About
11:52 am, by tricky coyoteThe Idea
Our way of life threatens our way of life. “Bigger, faster, more” has run its course, leaving a mountain of environmental and social woes and a void of meaning. Into that void rides the Pleasant Revolution, a transformational way of working and living that restores environmental and cultural vitality and returns deep meaning to ordinary human experience.
These days, everyone is talking about global warming, about how bad things are going to get if we don’t change; and yet hardly anyone straight talks about what the necessary changes are, preferring vague generalities or cutesy “simple things you can do.”
In our explorations of bicycle lifestyle we’ve stumbled upon what we think will be a truth of the coming age: Yes we must change, in some areas drastically so—we must consume less, drive less, throw away less, hate less, fear less. And yet, while superficially this may look like sacrifice, the pursuit of these changes can actually lead to a life that’s more local, rich, humane, fulfilling and happy.
The Pleasant Revolution is a set of evolving ideas, a loose set of principles designed to help answer the question, “What next? How do I live fully and restore the planet in the process?”

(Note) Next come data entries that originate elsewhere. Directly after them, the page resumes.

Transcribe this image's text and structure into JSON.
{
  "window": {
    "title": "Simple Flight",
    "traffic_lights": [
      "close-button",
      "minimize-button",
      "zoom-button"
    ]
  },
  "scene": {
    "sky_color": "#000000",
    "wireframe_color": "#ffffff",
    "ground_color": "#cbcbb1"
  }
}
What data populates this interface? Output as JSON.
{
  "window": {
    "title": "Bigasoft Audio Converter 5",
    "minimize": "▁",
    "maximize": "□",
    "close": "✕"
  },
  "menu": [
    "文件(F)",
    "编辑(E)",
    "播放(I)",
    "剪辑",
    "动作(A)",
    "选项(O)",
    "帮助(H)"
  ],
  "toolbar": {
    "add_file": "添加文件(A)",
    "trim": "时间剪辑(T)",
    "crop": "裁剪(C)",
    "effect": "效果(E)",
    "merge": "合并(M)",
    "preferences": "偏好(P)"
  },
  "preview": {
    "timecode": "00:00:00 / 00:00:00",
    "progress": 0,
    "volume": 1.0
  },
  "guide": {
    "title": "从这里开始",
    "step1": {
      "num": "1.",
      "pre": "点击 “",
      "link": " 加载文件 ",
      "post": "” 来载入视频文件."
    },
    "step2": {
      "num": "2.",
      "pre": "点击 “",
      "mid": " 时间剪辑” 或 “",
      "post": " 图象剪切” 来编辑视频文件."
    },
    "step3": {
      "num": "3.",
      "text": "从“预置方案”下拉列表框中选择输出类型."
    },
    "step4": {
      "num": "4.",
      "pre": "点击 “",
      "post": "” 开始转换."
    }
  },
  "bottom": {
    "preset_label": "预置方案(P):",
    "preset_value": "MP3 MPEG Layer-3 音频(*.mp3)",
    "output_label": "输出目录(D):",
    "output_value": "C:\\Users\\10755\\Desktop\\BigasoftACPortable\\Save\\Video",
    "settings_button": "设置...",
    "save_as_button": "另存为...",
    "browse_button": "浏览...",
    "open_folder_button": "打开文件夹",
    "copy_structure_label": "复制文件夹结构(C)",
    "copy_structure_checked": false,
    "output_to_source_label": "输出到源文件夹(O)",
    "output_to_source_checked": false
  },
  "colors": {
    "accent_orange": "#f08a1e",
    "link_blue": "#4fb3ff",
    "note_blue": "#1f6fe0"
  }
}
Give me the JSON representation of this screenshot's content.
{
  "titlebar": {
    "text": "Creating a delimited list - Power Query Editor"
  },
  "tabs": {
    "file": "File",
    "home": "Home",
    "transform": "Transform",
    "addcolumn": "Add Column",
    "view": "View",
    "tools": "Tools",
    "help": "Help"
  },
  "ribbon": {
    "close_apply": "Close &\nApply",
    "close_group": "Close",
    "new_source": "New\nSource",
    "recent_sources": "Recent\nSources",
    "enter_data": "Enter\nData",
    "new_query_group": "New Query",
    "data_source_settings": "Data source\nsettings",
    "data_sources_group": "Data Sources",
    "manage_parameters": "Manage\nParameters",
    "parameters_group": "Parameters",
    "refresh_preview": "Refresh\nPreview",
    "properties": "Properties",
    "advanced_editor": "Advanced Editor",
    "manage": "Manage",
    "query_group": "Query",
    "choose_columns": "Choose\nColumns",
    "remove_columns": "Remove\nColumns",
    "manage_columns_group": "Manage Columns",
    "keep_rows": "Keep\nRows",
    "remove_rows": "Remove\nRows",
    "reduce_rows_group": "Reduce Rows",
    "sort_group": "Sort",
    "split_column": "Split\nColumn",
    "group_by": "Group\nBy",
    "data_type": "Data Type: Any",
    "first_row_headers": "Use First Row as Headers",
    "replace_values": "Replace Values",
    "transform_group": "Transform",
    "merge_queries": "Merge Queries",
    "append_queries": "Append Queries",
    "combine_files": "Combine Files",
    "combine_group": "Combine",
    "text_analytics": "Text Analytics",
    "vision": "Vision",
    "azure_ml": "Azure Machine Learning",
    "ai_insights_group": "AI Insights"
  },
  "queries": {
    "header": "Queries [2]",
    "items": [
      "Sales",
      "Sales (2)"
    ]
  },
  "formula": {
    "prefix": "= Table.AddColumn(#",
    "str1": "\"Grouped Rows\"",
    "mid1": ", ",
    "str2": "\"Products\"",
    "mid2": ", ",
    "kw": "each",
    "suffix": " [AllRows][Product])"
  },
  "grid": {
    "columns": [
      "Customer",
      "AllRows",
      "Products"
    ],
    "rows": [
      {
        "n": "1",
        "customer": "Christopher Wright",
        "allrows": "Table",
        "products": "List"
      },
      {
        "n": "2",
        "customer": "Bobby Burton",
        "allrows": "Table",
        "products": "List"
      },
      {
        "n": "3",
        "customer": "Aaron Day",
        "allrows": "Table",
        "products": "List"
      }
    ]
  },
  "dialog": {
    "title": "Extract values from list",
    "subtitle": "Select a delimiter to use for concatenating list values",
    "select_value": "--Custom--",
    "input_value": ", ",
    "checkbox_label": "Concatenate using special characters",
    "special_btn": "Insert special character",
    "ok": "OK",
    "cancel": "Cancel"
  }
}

Some principles of the Pleasant Revolution:
- slow is beautiful, local is profound
- sustainable living is richer
- we can free ourselves from the culture of fear that drives our consumerism and apathy
- fundamental change is necessary and possible
- to change the world, we must change our own consciousness and lifestyle
- humanity now, perhaps more than in any previous time, has an opportunity to create a new, saner, more loving world
- the bicycle liberates
The Tour
A 5000 mile musical road show, by bicycle.
On Halloween 2007, The Ginger Ninjas, and guest SHAKE YOUR PEACE!, launched the epic “Pleasant Revolution Bicycle Music Tour” from N. San Juan, California, heading 5000 miles down to the southern end of Mexico. There are no sag-wagons nor buses hauling our gear. Everything, including the 1000 Watt human-powered PA System, is hauled entirely on bicycle. The tour comes in the wake of the excitement at the first ever Bicycle Music Festival, Aug. 11, 2007, which announced the emerging bicycle-music movement to the world like a piano dropped from a 24th floor window announces itself to a San Francisco sidewalk: with life-altering momentum, filled with melodies, and destroying the oft-trod roads of old.
Music and bicycles—universal symbols of humility, openness and connection, elements of our common humanity, and paragons of low-tech sustainability—become vehicles for seeing the world at human speed.
From the Sierra Nevada through the suburban wastelands and urban decay of southern California, over the world’s busiest border crossing, across the wilderness and austere beauty of Baja, into the heart of megapolitan Mexico City, and down to the land of mystic pyramids, the team will play shows, record music with local musicians, and advocate for a leapfrog-style transition to sustainable transportation.
The team comes with the message that bikes are an essential and beautiful part of a sustainable transportation system and that Mexico still has the opportunity to skip US-style development and our suburbanized cult of the car.